Old-timers say the first nut drops on the first of September. Those late-summer days, each of us on the farm seemed suspended in a kind of waiting. Sara and I would climb the ladders in 106-degree heat to count the dried-up moths in the traps, then spend the rest of the day reading fashion magazines. Nobody cooked anymore. The vegetables were sold, allegedly to help pay for the Big One. Despite the abundance of the garden, we were living on pancakes.
Slammer was so creepily polite to Megan and Stone, I thought one day he’d go berserk and kill them with an ax. But Mom and Dad kept him busy, preparing for the harvest. Inside the steamy shed, Slammer and Stone labored over the homemade nut sorter, a ludicrous contraption of green scrap metal, gas motors and exhaust pipes, rusty conveyor belts, and plywood hammered together with no apparent logic. I was really looking forward to what happened when they turned it on.
In the heat, brushfires kept breaking out among the troops.
“He’s lying,” I heard Slammer whispering to Sara. “He’s flat-out lying when he says the Big One’s coming. It’s just to keep us here.”
“How do you know?”
“Because that’s him. He’s a liar. Don’t defend him, ’ho.”

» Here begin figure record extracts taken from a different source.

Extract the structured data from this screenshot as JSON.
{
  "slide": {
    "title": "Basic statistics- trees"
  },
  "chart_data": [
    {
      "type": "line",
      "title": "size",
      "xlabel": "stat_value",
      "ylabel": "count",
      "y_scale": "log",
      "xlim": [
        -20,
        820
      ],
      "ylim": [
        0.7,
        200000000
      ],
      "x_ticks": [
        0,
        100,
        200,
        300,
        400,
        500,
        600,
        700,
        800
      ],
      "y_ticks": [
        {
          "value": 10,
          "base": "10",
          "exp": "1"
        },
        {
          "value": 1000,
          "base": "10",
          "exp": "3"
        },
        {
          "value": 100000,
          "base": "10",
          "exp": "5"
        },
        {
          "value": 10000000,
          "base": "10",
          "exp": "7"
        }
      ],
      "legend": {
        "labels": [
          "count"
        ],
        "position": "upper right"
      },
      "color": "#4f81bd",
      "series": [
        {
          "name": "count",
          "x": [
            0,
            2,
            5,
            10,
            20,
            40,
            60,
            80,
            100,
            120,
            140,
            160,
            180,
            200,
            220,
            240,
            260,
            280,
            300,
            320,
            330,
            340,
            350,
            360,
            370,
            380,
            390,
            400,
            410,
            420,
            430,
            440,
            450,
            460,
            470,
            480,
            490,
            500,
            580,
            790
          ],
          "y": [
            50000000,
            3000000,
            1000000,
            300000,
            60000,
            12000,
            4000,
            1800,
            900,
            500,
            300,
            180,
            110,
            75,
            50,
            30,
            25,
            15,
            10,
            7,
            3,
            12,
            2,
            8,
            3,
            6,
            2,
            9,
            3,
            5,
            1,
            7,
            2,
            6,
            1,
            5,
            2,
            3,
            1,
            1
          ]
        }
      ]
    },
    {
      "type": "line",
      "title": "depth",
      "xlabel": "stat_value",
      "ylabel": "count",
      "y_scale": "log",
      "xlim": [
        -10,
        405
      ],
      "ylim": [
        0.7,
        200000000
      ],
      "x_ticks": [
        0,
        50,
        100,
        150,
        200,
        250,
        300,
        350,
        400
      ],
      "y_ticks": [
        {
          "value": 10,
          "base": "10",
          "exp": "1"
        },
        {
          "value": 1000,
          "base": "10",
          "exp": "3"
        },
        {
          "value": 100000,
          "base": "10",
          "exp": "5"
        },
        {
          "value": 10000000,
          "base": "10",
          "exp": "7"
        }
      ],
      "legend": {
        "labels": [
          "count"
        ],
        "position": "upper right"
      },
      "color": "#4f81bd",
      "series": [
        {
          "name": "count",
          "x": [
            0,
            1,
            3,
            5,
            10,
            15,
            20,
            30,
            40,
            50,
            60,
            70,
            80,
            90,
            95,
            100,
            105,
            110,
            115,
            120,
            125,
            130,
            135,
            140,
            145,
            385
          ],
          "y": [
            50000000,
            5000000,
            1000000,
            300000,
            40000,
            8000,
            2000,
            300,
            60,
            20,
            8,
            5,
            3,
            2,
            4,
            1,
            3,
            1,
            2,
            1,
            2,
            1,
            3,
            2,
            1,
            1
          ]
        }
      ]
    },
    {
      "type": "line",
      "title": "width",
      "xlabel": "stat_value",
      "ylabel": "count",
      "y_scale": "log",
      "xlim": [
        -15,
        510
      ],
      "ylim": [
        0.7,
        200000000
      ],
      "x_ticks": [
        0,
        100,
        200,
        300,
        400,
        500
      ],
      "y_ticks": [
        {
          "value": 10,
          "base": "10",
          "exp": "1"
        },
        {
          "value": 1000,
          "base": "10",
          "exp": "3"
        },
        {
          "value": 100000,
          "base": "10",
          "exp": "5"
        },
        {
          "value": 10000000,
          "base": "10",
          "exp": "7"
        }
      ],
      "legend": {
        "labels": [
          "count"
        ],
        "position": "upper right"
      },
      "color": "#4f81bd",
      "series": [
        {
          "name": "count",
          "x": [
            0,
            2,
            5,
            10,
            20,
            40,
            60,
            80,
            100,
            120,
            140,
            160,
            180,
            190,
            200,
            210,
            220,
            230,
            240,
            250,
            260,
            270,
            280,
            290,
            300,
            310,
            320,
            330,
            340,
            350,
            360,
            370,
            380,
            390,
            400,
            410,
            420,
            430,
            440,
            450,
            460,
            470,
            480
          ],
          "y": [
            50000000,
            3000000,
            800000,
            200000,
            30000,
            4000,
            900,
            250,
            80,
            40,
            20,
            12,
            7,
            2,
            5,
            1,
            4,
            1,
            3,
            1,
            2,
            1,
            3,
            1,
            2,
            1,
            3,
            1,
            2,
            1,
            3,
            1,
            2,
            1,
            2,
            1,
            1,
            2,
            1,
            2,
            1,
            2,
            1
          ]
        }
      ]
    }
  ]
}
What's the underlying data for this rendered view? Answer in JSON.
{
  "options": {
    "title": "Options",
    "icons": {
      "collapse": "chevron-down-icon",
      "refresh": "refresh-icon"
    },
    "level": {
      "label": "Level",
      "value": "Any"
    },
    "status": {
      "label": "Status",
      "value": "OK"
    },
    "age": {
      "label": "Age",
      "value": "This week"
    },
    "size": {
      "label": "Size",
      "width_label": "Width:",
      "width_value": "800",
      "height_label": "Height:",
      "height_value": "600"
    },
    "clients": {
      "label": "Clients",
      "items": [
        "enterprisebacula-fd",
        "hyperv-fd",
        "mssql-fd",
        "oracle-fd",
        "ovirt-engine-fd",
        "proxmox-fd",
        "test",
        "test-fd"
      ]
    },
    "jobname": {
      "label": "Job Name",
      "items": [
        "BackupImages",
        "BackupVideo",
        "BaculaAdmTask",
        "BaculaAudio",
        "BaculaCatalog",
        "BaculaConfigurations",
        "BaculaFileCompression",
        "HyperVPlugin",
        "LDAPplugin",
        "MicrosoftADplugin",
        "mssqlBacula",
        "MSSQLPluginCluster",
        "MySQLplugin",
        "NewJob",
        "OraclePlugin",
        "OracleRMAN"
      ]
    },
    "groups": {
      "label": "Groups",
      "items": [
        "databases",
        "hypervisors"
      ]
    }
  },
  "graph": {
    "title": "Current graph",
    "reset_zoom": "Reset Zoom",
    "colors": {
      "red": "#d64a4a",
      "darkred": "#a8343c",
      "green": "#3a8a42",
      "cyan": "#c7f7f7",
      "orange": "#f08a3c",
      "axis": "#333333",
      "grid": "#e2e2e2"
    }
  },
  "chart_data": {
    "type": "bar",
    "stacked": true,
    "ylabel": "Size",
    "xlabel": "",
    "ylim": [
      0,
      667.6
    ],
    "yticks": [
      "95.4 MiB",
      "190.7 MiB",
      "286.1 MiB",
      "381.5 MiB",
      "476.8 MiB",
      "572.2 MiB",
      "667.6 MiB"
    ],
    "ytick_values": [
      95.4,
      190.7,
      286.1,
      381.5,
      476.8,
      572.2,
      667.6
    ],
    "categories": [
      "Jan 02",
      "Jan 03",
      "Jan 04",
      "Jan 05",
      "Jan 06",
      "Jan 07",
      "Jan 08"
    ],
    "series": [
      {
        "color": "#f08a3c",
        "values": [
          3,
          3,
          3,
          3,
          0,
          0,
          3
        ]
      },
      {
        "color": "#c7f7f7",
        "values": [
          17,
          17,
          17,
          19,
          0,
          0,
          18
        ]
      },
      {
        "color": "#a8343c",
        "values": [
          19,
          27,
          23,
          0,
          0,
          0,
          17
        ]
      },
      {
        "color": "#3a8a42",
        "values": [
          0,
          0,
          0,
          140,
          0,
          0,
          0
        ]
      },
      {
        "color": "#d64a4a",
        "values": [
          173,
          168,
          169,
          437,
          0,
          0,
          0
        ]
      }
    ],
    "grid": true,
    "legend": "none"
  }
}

“I’m not defending him, and don’t you dare call me that. It’s like nobody cares what I’m going through. Nobody cares if I walk out the door into the middle of the freeway.”
“If nobody gives a shit, why don’t you do it?”
Megan and I weren’t getting along, either. To prepare for brittle making, she had me disassemble and clean every part of the industrial stove in the sweltering basement. She kept hauling out giant spoons and candy thermometers, and I dreaded the hellish days and nights when we would have to keep pots of scalding sugar syrup boiling around the clock.
Indications are the harvest will be good, and standing in the full-blown orchard, I can’t help feeling pride in our fake little farming family. Stone’s prudent trimming has created thick new growth. Underneath the leafy canopy is an Alice-in-Wonderland world of cool shadows and secret whisperings.